If you’re thinking about building something similar, my advice: start messy, iterate relentlessly, and don’t be afraid to scrap approaches that aren’t working. The best automations are built through trial and error.
Appendix:
The Final Prompt
Here’s the complete prompt I use in the AI Agent node (cleaned up for readability):
You are an expert note-taker who creates comprehensive, detailed notes from video transcripts. Your goal is to capture the substance, nuance, and creator's voice.
---
VIDEO INFORMATION:
Title: {{ $json.title }}
Channel: {{ $json.author }}
Duration: {{ $json.lengthSeconds }} seconds
Video URL: {{ $json.videoUrl }}
FULL TRANSCRIPT WITH TIMESTAMPS:
{{ $json.transcript }}
---
CREATE DETAILED NOTES FOLLOWING THESE GUIDELINES:
**CRITICAL TIMESTAMP RULES:**
- ONLY use timestamps that appear in the transcript above
- NEVER make up, estimate, or fabricate timestamps
- Format: [MM:SS]({{ $json.videoUrl }}&t=XXXs)

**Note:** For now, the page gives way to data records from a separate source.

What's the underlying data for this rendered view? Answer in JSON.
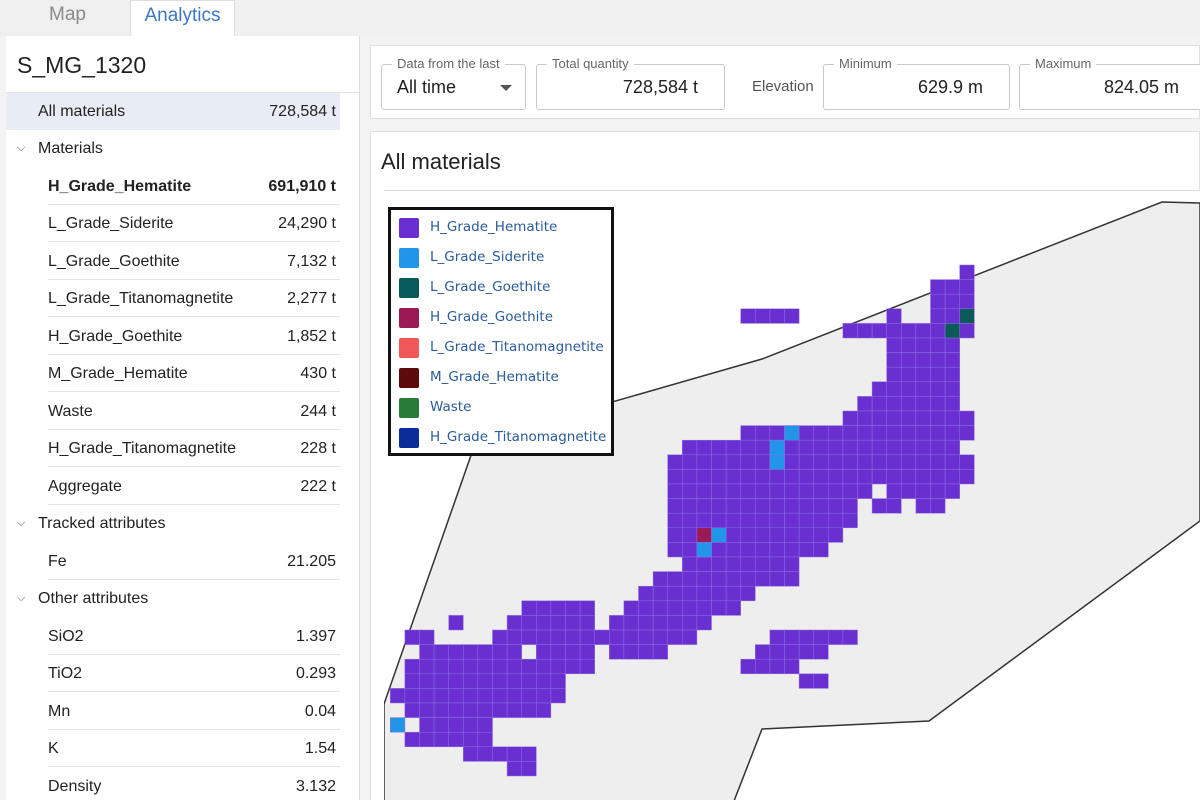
{
  "tabs": [
    {
      "label": "Map",
      "active": false
    },
    {
      "label": "Analytics",
      "active": true
    }
  ],
  "sidebar": {
    "title": "S_MG_1320",
    "all_materials": {
      "label": "All materials",
      "value": "728,584 t"
    },
    "materials_group": {
      "label": "Materials",
      "items": [
        {
          "label": "H_Grade_Hematite",
          "value": "691,910 t"
        },
        {
          "label": "L_Grade_Siderite",
          "value": "24,290 t"
        },
        {
          "label": "L_Grade_Goethite",
          "value": "7,132 t"
        },
        {
          "label": "L_Grade_Titanomagnetite",
          "value": "2,277 t"
        },
        {
          "label": "H_Grade_Goethite",
          "value": "1,852 t"
        },
        {
          "label": "M_Grade_Hematite",
          "value": "430 t"
        },
        {
          "label": "Waste",
          "value": "244 t"
        },
        {
          "label": "H_Grade_Titanomagnetite",
          "value": "228 t"
        },
        {
          "label": "Aggregate",
          "value": "222 t"
        }
      ]
    },
    "tracked_group": {
      "label": "Tracked attributes",
      "items": [
        {
          "label": "Fe",
          "value": "21.205"
        }
      ]
    },
    "other_group": {
      "label": "Other attributes",
      "items": [
        {
          "label": "SiO2",
          "value": "1.397"
        },
        {
          "label": "TiO2",
          "value": "0.293"
        },
        {
          "label": "Mn",
          "value": "0.04"
        },
        {
          "label": "K",
          "value": "1.54"
        },
        {
          "label": "Density",
          "value": "3.132"
        }
      ]
    }
  },
  "filters": {
    "data_from": {
      "legend": "Data from the last",
      "value": "All time"
    },
    "total_quantity": {
      "legend": "Total quantity",
      "value": "728,584 t"
    },
    "elevation_label": "Elevation",
    "minimum": {
      "legend": "Minimum",
      "value": "629.9 m"
    },
    "maximum": {
      "legend": "Maximum",
      "value": "824.05 m"
    }
  },
  "panel": {
    "title": "All materials"
  },
  "legend": [
    {
      "label": "H_Grade_Hematite",
      "color": "#6a2fd0"
    },
    {
      "label": "L_Grade_Siderite",
      "color": "#2196e8"
    },
    {
      "label": "L_Grade_Goethite",
      "color": "#0b5a5a"
    },
    {
      "label": "H_Grade_Goethite",
      "color": "#9b1a55"
    },
    {
      "label": "L_Grade_Titanomagnetite",
      "color": "#f2585a"
    },
    {
      "label": "M_Grade_Hematite",
      "color": "#5c0a0a"
    },
    {
      "label": "Waste",
      "color": "#2a7a3a"
    },
    {
      "label": "H_Grade_Titanomagnetite",
      "color": "#0a2d9a"
    }
  ]
}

- Convert MM:SS to seconds (e.g., 2:30 = 150 seconds)
START YOUR NOTES WITH:

**"{{ $json.title }}"** by {{ $json.author }}
---
1. Detect Content Type (Tutorial, Podcast, Educational, Review)

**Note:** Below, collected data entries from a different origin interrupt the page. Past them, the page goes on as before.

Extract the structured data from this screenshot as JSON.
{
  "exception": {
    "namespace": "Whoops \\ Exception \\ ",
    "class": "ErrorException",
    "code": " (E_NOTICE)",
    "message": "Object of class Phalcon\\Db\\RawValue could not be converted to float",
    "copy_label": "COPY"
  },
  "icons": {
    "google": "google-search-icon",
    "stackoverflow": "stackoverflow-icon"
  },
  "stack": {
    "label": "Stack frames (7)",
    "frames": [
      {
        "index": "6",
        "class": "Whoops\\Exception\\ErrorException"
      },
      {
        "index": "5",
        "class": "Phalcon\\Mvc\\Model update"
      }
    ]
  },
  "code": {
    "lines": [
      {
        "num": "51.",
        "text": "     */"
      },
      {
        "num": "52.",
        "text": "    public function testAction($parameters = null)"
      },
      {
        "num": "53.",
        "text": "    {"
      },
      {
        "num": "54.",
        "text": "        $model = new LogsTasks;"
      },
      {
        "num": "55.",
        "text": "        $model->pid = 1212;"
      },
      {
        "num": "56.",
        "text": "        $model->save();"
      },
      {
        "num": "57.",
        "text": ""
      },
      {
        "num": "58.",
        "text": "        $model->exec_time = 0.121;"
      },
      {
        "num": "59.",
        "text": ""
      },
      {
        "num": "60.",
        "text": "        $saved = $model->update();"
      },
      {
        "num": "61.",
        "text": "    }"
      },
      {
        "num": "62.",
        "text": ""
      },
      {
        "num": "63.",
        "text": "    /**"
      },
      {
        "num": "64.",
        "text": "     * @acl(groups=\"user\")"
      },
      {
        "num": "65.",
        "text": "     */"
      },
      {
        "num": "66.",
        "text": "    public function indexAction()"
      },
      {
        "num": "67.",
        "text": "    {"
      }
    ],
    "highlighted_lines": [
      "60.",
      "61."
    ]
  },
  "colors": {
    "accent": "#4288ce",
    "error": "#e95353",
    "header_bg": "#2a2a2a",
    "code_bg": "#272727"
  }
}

2. Preserve the creator's voice with direct quotes
3. Use clickable timestamps frequently
### Overview
Brief 2-3 sentence intro
### Main Content
Detailed notes organized by topic, with timestamps
### Key Takeaways
5-10 actionable insights with timestamps
### Curated Resources for Further Learning
Using web search, find 5-7 high-quality resources related to topics covered.
---
RULES:
- Be thorough (1,500-2,500 words)
- Only use real timestamps from the transcript
- Include specific examples, numbers, and details
- Write naturally, as if YOU watched and took notes
That’s it. If you build something similar, I’d love to hear about it. Happy automating!